Bereits danach ergibt sich für das Gericht, dass der Kl - selbst wenn er im Streitjahr „Erträge" im Sinne des § 52 Abs. 4b Nr. 2 EStG erwirtschaftet hat - wegen der bereits in 1999 bzw. 2000 vorgenommenen Veräußerung seiner Anteile nicht in den Genuss des Halbeinkünfteverfahrens kommen kann.


Darüber hinaus unterscheidet sich das vom Kl für seine Argumentation herangezogene Urteil des BFH vom 11. November 2009 (IX R 57/08) von dem vorliegenden Streitfall in zweifacher Hinsicht.


So ist - worauf der Bekl zu Recht hinweist - in Fällen des § 22 Nr. 2 i.V.m. § 23 Abs. 1 Satz 1 Nr. 2 EStG bei hieraus fließenden Erträgen das Zuflussprinzip kraft Gesetzes zu beachten.
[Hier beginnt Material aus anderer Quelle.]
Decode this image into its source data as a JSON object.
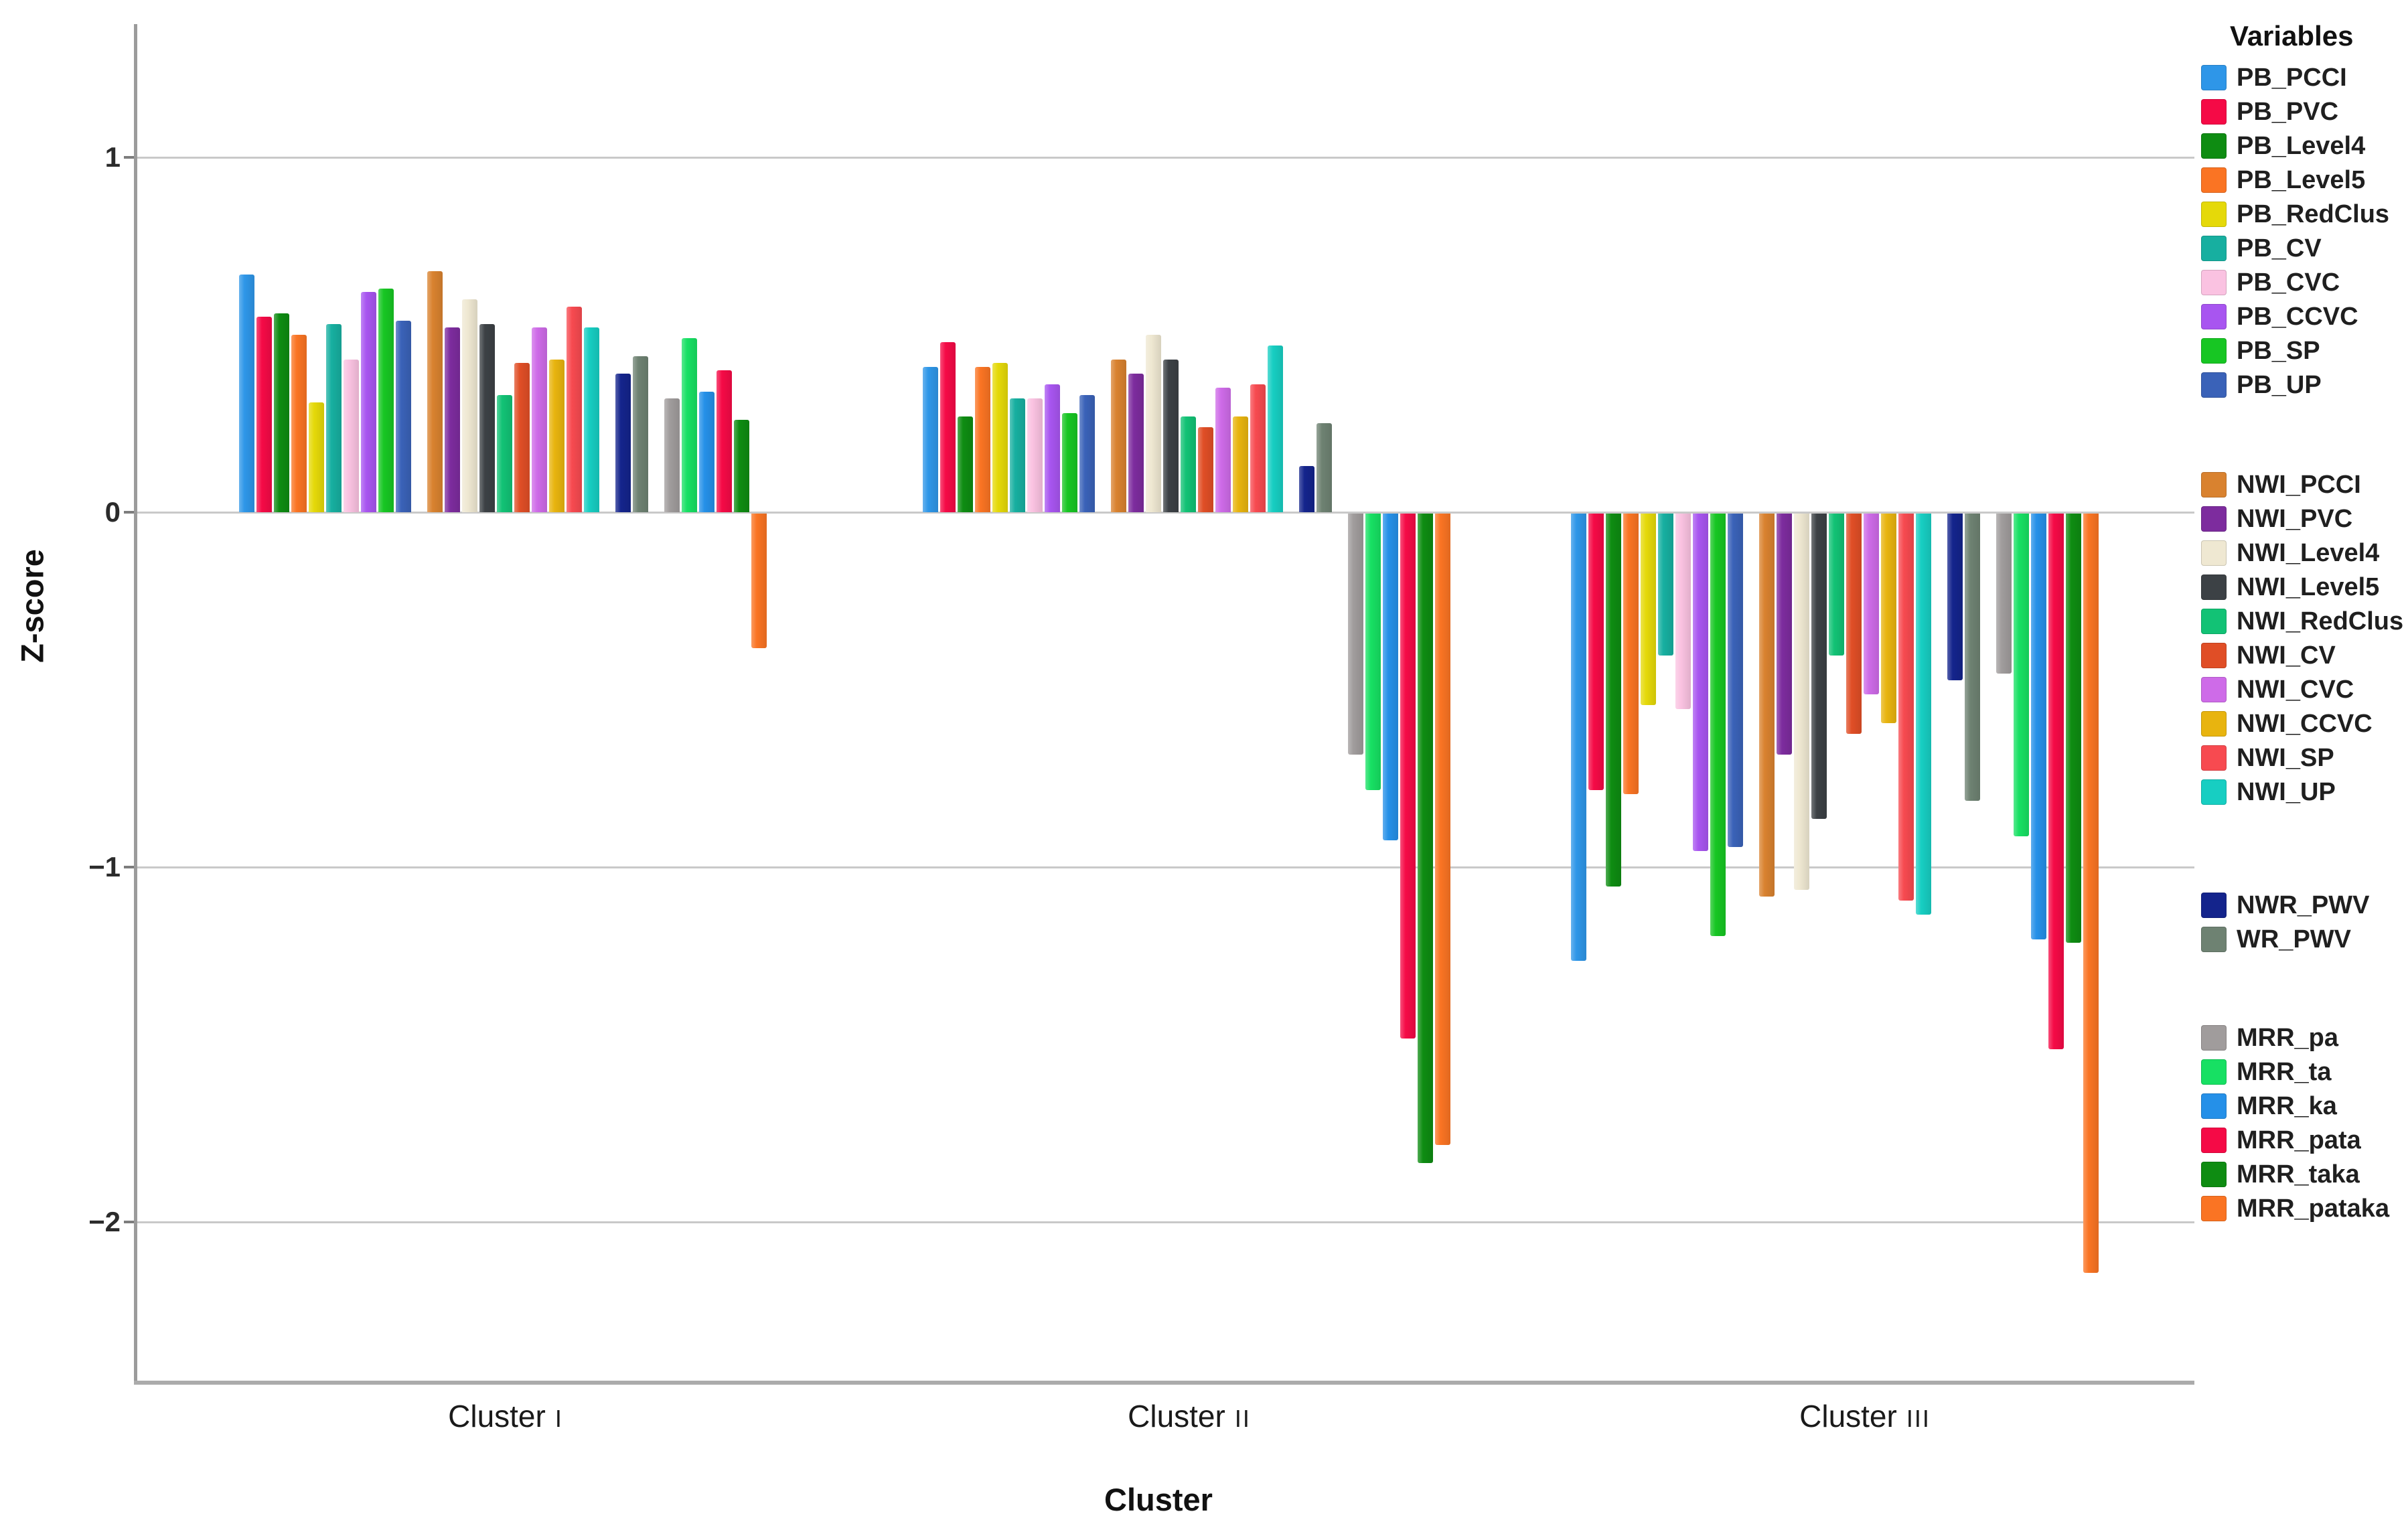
{
  "legend": {
    "title": "Variables"
  },
  "chart_data": {
    "type": "bar",
    "title": "",
    "xlabel": "Cluster",
    "ylabel": "Z-score",
    "ylim": [
      -2.45,
      1.38
    ],
    "grid": "on",
    "legend_position": "right",
    "categories": [
      {
        "label": "Cluster",
        "numeral": "I"
      },
      {
        "label": "Cluster",
        "numeral": "II"
      },
      {
        "label": "Cluster",
        "numeral": "III"
      }
    ],
    "y_ticks": [
      {
        "value": 1,
        "label": "1"
      },
      {
        "value": 0,
        "label": "0"
      },
      {
        "value": -1,
        "label": "−1"
      },
      {
        "value": -2,
        "label": "−2"
      }
    ],
    "series": [
      {
        "name": "PB_PCCI",
        "group": "PB",
        "color": "#2E96E8",
        "values": [
          0.67,
          0.41,
          -1.26
        ]
      },
      {
        "name": "PB_PVC",
        "group": "PB",
        "color": "#F50A46",
        "values": [
          0.55,
          0.48,
          -0.78
        ]
      },
      {
        "name": "PB_Level4",
        "group": "PB",
        "color": "#0E8C12",
        "values": [
          0.56,
          0.27,
          -1.05
        ]
      },
      {
        "name": "PB_Level5",
        "group": "PB",
        "color": "#FA7423",
        "values": [
          0.5,
          0.41,
          -0.79
        ]
      },
      {
        "name": "PB_RedClus",
        "group": "PB",
        "color": "#E5D909",
        "values": [
          0.31,
          0.42,
          -0.54
        ]
      },
      {
        "name": "PB_CV",
        "group": "PB",
        "color": "#17AFA0",
        "values": [
          0.53,
          0.32,
          -0.4
        ]
      },
      {
        "name": "PB_CVC",
        "group": "PB",
        "color": "#FAC2E1",
        "values": [
          0.43,
          0.32,
          -0.55
        ]
      },
      {
        "name": "PB_CCVC",
        "group": "PB",
        "color": "#A855F0",
        "values": [
          0.62,
          0.36,
          -0.95
        ]
      },
      {
        "name": "PB_SP",
        "group": "PB",
        "color": "#17C623",
        "values": [
          0.63,
          0.28,
          -1.19
        ]
      },
      {
        "name": "PB_UP",
        "group": "PB",
        "color": "#3A62B8",
        "values": [
          0.54,
          0.33,
          -0.94
        ]
      },
      {
        "name": "NWI_PCCI",
        "group": "NWI",
        "color": "#D9822F",
        "values": [
          0.68,
          0.43,
          -1.08
        ]
      },
      {
        "name": "NWI_PVC",
        "group": "NWI",
        "color": "#7D2C9E",
        "values": [
          0.52,
          0.39,
          -0.68
        ]
      },
      {
        "name": "NWI_Level4",
        "group": "NWI",
        "color": "#EFE8D2",
        "values": [
          0.6,
          0.5,
          -1.06
        ]
      },
      {
        "name": "NWI_Level5",
        "group": "NWI",
        "color": "#3C4145",
        "values": [
          0.53,
          0.43,
          -0.86
        ]
      },
      {
        "name": "NWI_RedClus",
        "group": "NWI",
        "color": "#12C275",
        "values": [
          0.33,
          0.27,
          -0.4
        ]
      },
      {
        "name": "NWI_CV",
        "group": "NWI",
        "color": "#E04E26",
        "values": [
          0.42,
          0.24,
          -0.62
        ]
      },
      {
        "name": "NWI_CVC",
        "group": "NWI",
        "color": "#CE6BE8",
        "values": [
          0.52,
          0.35,
          -0.51
        ]
      },
      {
        "name": "NWI_CCVC",
        "group": "NWI",
        "color": "#E8B40F",
        "values": [
          0.43,
          0.27,
          -0.59
        ]
      },
      {
        "name": "NWI_SP",
        "group": "NWI",
        "color": "#F74A50",
        "values": [
          0.58,
          0.36,
          -1.09
        ]
      },
      {
        "name": "NWI_UP",
        "group": "NWI",
        "color": "#17CEC2",
        "values": [
          0.52,
          0.47,
          -1.13
        ]
      },
      {
        "name": "NWR_PWV",
        "group": "PWV",
        "color": "#14248C",
        "values": [
          0.39,
          0.13,
          -0.47
        ]
      },
      {
        "name": "WR_PWV",
        "group": "PWV",
        "color": "#6E8272",
        "values": [
          0.44,
          0.25,
          -0.81
        ]
      },
      {
        "name": "MRR_pa",
        "group": "MRR",
        "color": "#A09C9C",
        "values": [
          0.32,
          -0.68,
          -0.45
        ]
      },
      {
        "name": "MRR_ta",
        "group": "MRR",
        "color": "#17E063",
        "values": [
          0.49,
          -0.78,
          -0.91
        ]
      },
      {
        "name": "MRR_ka",
        "group": "MRR",
        "color": "#2590E8",
        "values": [
          0.34,
          -0.92,
          -1.2
        ]
      },
      {
        "name": "MRR_pata",
        "group": "MRR",
        "color": "#F50A46",
        "values": [
          0.4,
          -1.48,
          -1.51
        ]
      },
      {
        "name": "MRR_taka",
        "group": "MRR",
        "color": "#0E8C12",
        "values": [
          0.26,
          -1.83,
          -1.21
        ]
      },
      {
        "name": "MRR_pataka",
        "group": "MRR",
        "color": "#FA7423",
        "values": [
          -0.38,
          -1.78,
          -2.14
        ]
      }
    ]
  }
}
Im Streitfall - bei einer fakultativen Zuflussbesteuerung - gilt dieses Prinzip nicht.


Außerdem lag im Fall des der Entscheidung des BFH zugrunde liegenden Sachverhalts eine einheitliche Veräußerung im Jahr 2001 vor. Nur wegen Unstimmigkeiten über die Höhe der Zahlungsansprüche wurde ein damals vor dem Landgericht geführter Prozess erst im März des Folgejahres (2002) mit einem Vergleich beendet mit der Folge, dass in 2002 die dort streitigen Erträge flossen. Vorliegend ist die Veräußerung in 1999 bzw. 2000 erfolgt, nur aufgrund einer Billigkeitsmaßnahme, also nicht wegen vom Kl nicht zu vertretenden Umständen, erfolgen die Zahlungen der Erwerber erst in Folgejahren.


Die Entscheidung über die Kostentragung folgt aus § 135 Abs. 1 FGO.